Blackface accusations: Ora Face block-heel sandals and Rue slip-on loafers. Photograph: Katy Perry Collections

 

Another day, another blackface controversy in the fashion industry. This time it’s Katy Perry in the firing line. The singer has been forced to pull two shoe designs from her fashion label amid accusations that they use racist caricatures.

The offending shoes, a black slip-on loafer and a black block-heel sandal, both of which cost $129, featured blue eyes, a nose and vivid red lips. The similarities to the blackface make-up once worn in vaudeville and now regarded as offensive were striking enough to prompt the singer to withdraw the shoes from sale and scrub all mention of them from her website. Wal-Mart and other online retailers did the same.

A representative for the singer said the shoes belonged to a collection released in nine colours and were “envisioned as a nod to modern art and surrealism”. The black versions were “never intended to be offensive”, but it’s surprising they made it on to the shelves without striking anyone as sailing a little too close to the wind, particularly when blackface has become such a live political issue.

In October NBC dropped its talkshow host Megyn Kelly after she seemed to mourn the days when it was fine to wear blackface for Halloween, and the Democratic governor of Virginia, Ralph Northam, is fighting for his political life after a photograph from his college yearbook surfaced showing one person dressed in blackface and another in Ku Klux Klan robes. He denied being in the photograph but has since admitted to once blackening his face with shoe polish as part of dressing up to look like Michael Jackson.
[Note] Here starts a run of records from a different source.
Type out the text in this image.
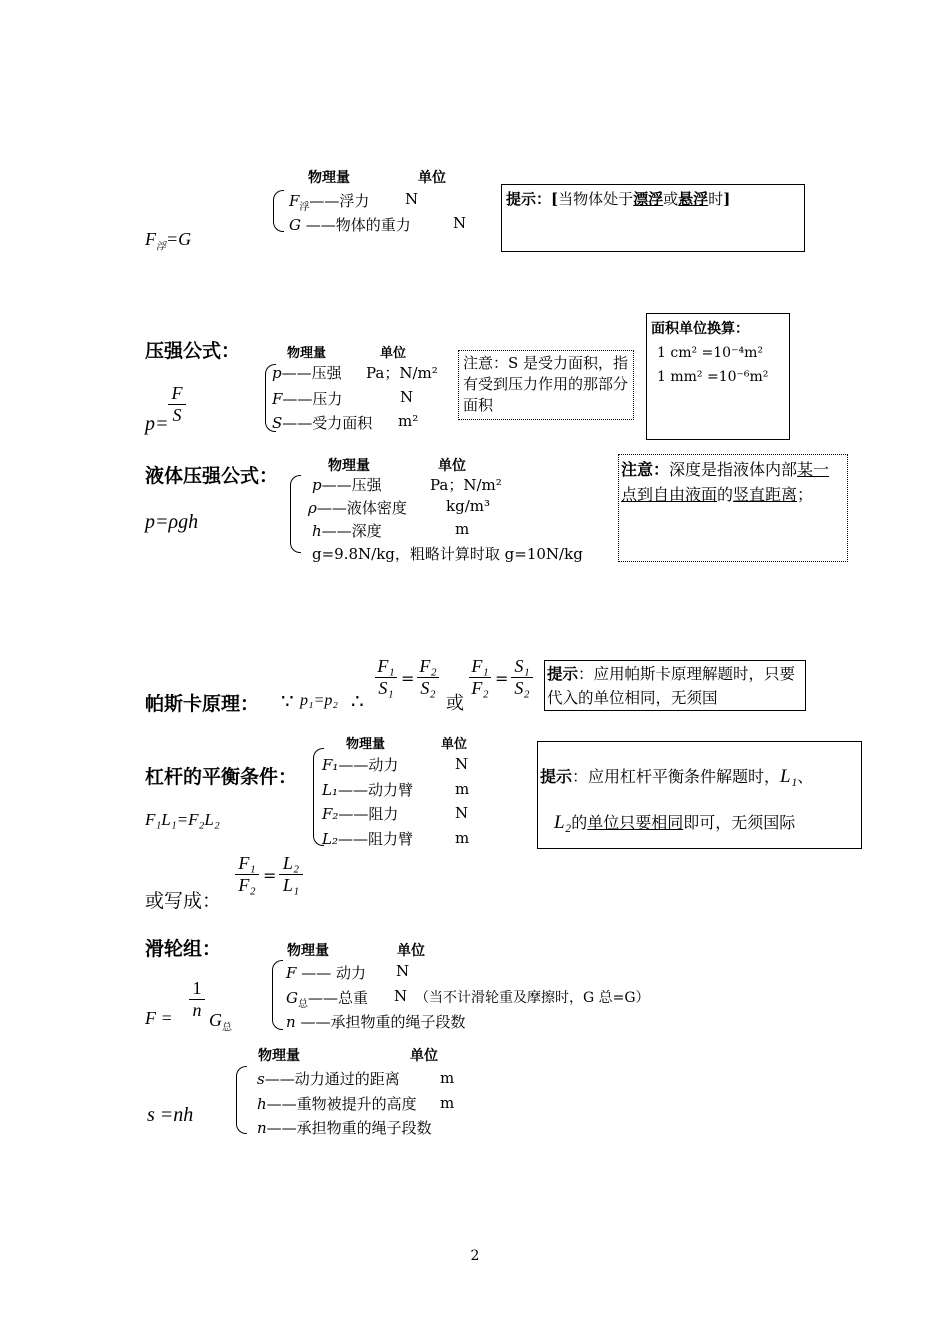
物理量	单位
$F_浮——$浮力 N
G ——物体的重力	N
$F_浮=G$
提示：[当物体处于漂浮或悬浮时]
压强公式：	物理量	单位
p——压强 Pa；N/m²
F——压力	N
S——受力面积 m²
p=
F
S
注意：S 是受力面积，指有受到压力作用的那部分面积
面积单位换算：
1 cm² =10⁻⁴m²
1 mm² =10⁻⁶m²
液体压强公式：	物理量	单位
p——压强	Pa；N/m²
ρ——液体密度	kg/m³
h——深度	m
g=9.8N/kg，粗略计算时取 g=10N/kg
p=ρgh
注意：深度是指液体内部某一点到自由液面的竖直距离；
帕斯卡原理： ∵ p₁=p₂ ∴
F₁
S₁ =
F₂
S₂
或
F₁
F₂ =
S₁
S₂
提示：应用帕斯卡原理解题时，只要代入的单位相同，无须国
杠杆的平衡条件：
物理量	单位
F₁——动力	N
L₁——动力臂	m
F₂——阻力	N
L₂——阻力臂	m
F₁L₁=F₂L₂
或写成：
F₁
F₂ =
L₂
L₁
提示：应用杠杆平衡条件解题时，L₁、
L₂的单位只要相同即可，无须国际
滑轮组：	物理量	单位
F —— 动力 N
$G_总——$总重 N （当不计滑轮重及摩擦时，G 总=G）
n ——承担物重的绳子段数
F =
1
n $G_总$
物理量	单位
s——动力通过的距离	m
h——重物被提升的高度 m
n——承担物重的绳子段数
s =nh
2
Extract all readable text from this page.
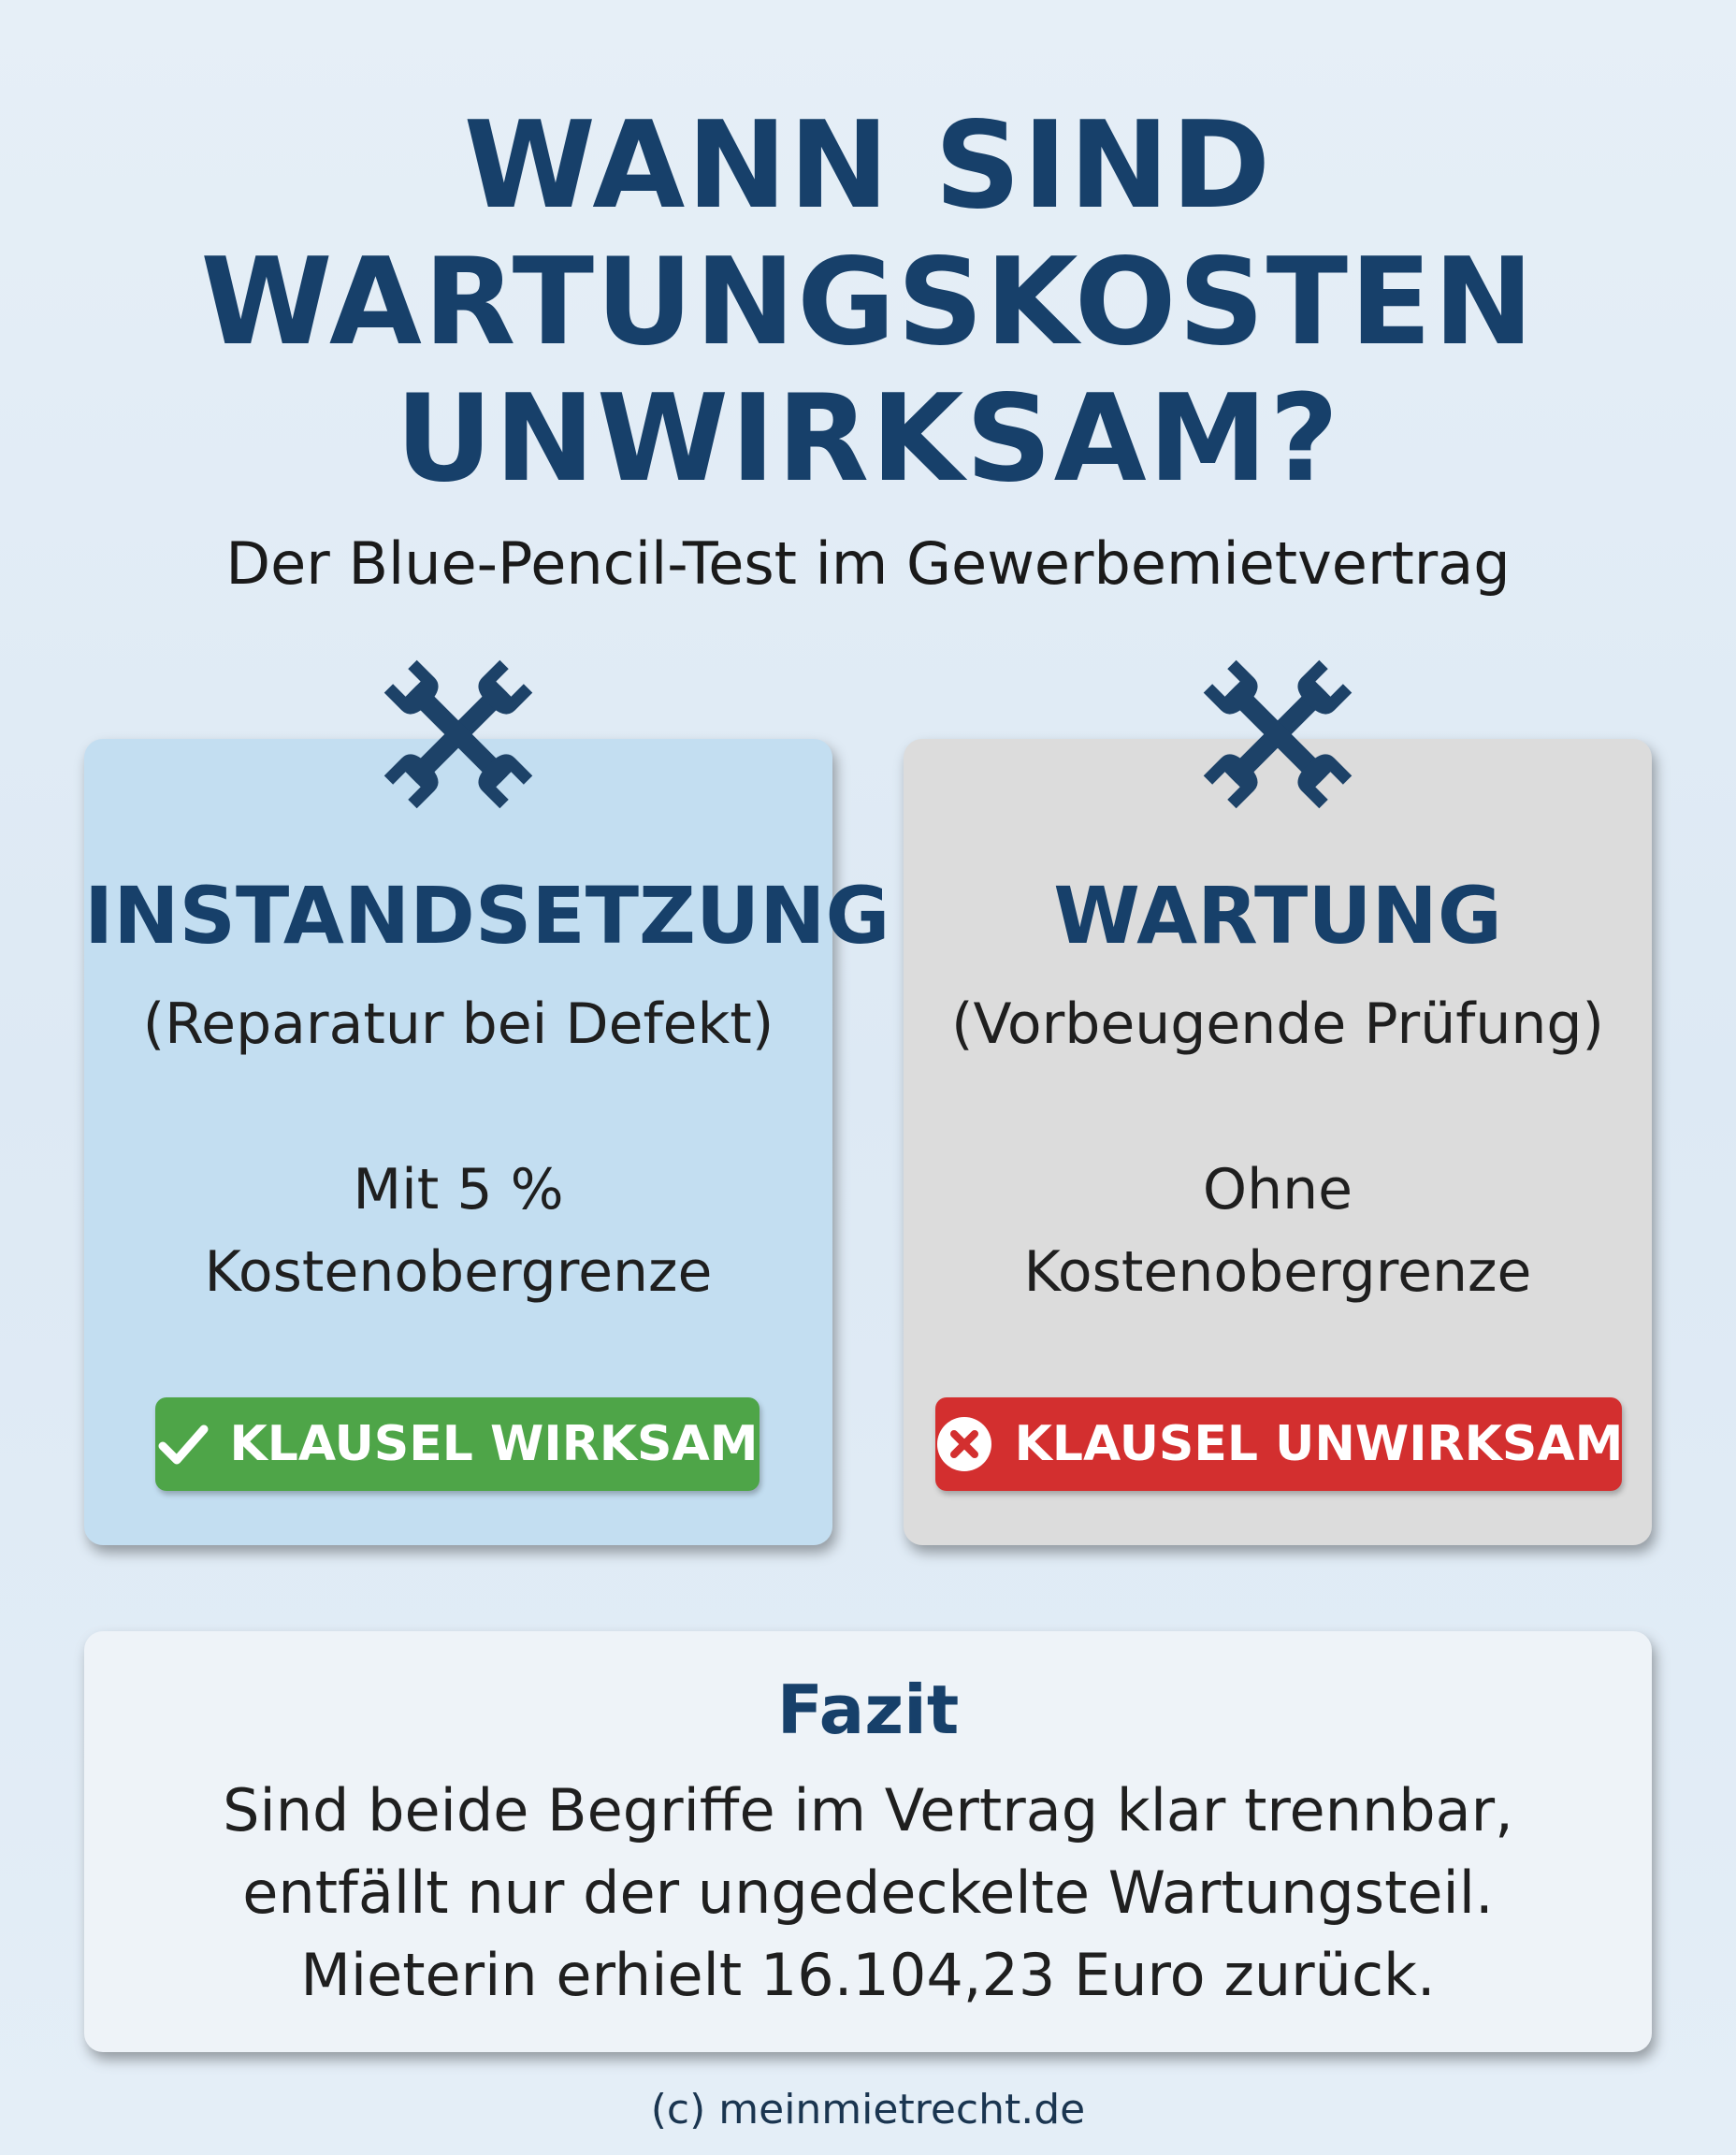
WANN SIND
WARTUNGSKOSTEN
UNWIRKSAM?
Der Blue-Pencil-Test im Gewerbemietvertrag
INSTANDSETZUNG
(Reparatur bei Defekt)
Mit 5 %
Kostenobergrenze
KLAUSEL WIRKSAM
WARTUNG
(Vorbeugende Prüfung)
Ohne
Kostenobergrenze
KLAUSEL UNWIRKSAM
Fazit
Sind beide Begriffe im Vertrag klar trennbar,
entfällt nur der ungedeckelte Wartungsteil.
Mieterin erhielt 16.104,23 Euro zurück.
(c) meinmietrecht.de
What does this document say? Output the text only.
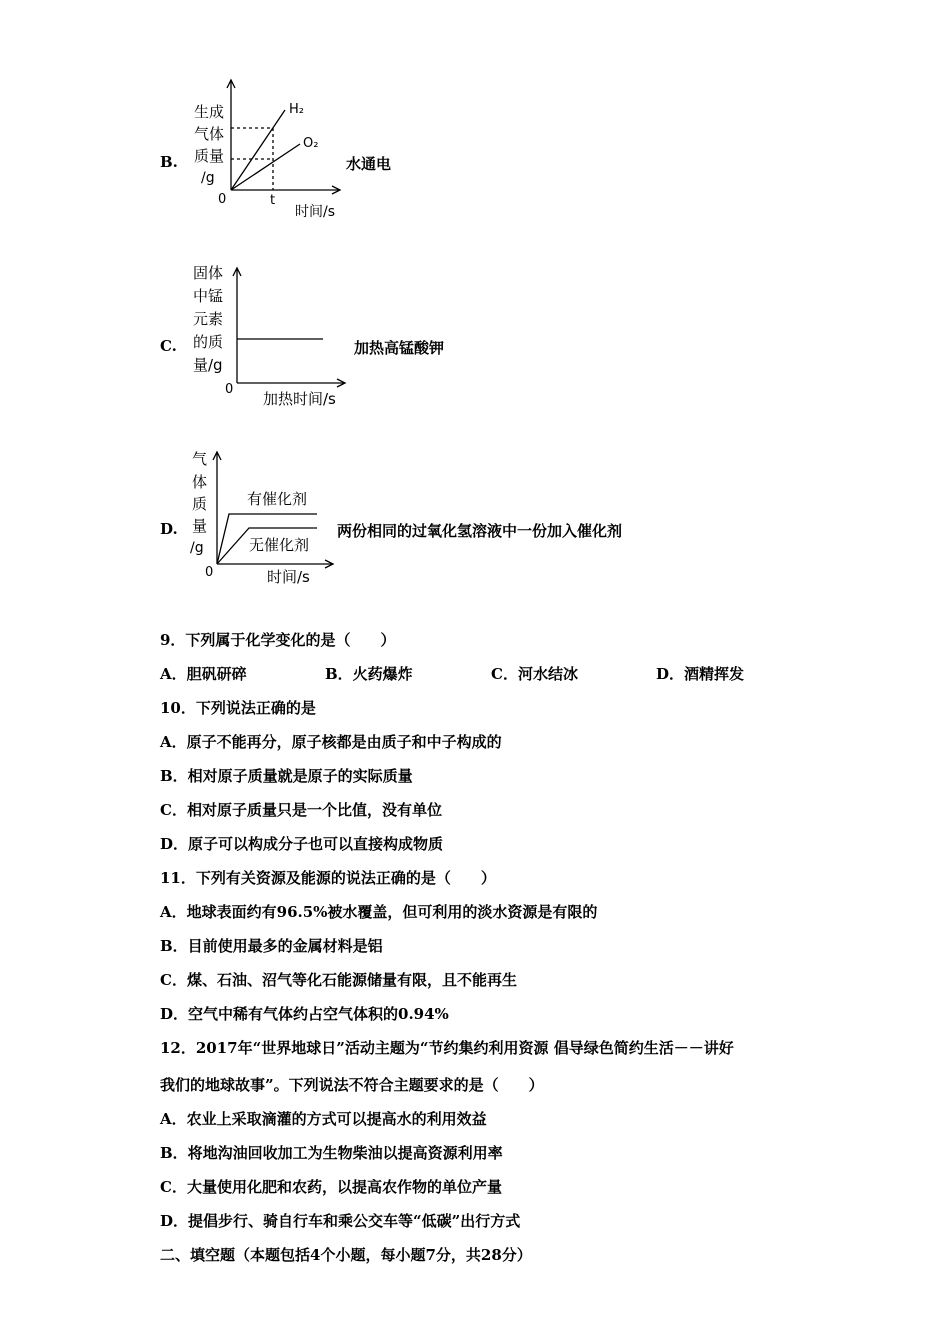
B.
生成
气体
质量
/g
0	t
时间/s
H₂
O₂
水通电
C.
固体
中锰
元素
的质
量/g
0
加热时间/s
加热高锰酸钾
D.
气
体
质
量
/g
0	时间/s
有催化剂
无催化剂
两份相同的过氧化氢溶液中一份加入催化剂
9．下列属于化学变化的是（　　）
A．胆矾研碎	B．火药爆炸	C．河水结冰	D．酒精挥发
10．下列说法正确的是
A．原子不能再分，原子核都是由质子和中子构成的
B．相对原子质量就是原子的实际质量
C．相对原子质量只是一个比值，没有单位
D．原子可以构成分子也可以直接构成物质
11．下列有关资源及能源的说法正确的是（　　）
A．地球表面约有96.5%被水覆盖，但可利用的淡水资源是有限的
B．目前使用最多的金属材料是铝
C．煤、石油、沼气等化石能源储量有限，且不能再生
D．空气中稀有气体约占空气体积的0.94%
12．2017年“世界地球日”活动主题为“节约集约利用资源 倡导绿色简约生活－－讲好
我们的地球故事”。下列说法不符合主题要求的是（　　）
A．农业上采取滴灌的方式可以提高水的利用效益
B．将地沟油回收加工为生物柴油以提高资源利用率
C．大量使用化肥和农药，以提高农作物的单位产量
D．提倡步行、骑自行车和乘公交车等“低碳”出行方式
二、填空题（本题包括4个小题，每小题7分，共28分）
Katy Perry’s misstep is at least the third time in recent months that a fashion house has come under fire for evoking blackface imagery. Prada was criticised in December for a window display in New York that featured monkey-like animals with big red lips. A civil-rights attorney, Chinyere Ezie, tweeted, “Thanks @Prada for making sure blackface remains live and well.”

The fashion company said the display depicted “imaginary creatures not intended to have any reference to the real world and certainly not blackface”, but it immediately took it down. “Prada Group never had the intention of offending anyone and we abhor all forms of racism and racist imagery,” it said. (Last month the company’s head designer, Miuccia Prada, commented on the controversy and freedom of speech. “I increasingly think anything one does today can cause offense,” she said. “The Chinese protest, then the Sikh, then Mexicans, then Afro-Americans. But how can you know the details of each single culture so well when there can be 100 different cultures in every country?”)

Then, last week, Gucci was forced to apologise for a balaclava jumper that included a mouth-shaped cutout with giant red lips. The label swiftly pulled the €800 top from its stores and pledged to turn the incident into a “powerful learning moment”.

Gucci: the balaclava jumper that has been withdrawn from sale
Gucci: the balaclava jumper that has been withdrawn from sale

All of this no doubt convinced Katy Perry to act similarly quickly with her fashion line. “I was saddened when it was brought to my attention that it was being compared to painful images reminiscent of blackface,” the singer said. “Our intention was never to inflict any pain. We have immediately removed them.”

It is not the first time the singer has found herself at the centre of such a storm. In 2013 she faced criticism for dressing as a geisha during an American Music Awards performance, and soon afterwards she was accused of cultural appropriation for wearing cornrows in a music video. In 2017 she spoke about a conversation she had with her hairstylist about “why I can’t wear my hair that way”. “And I listened, and I heard and I didn’t know,” she said.

Sounds like it might be time for another powerful learning moment.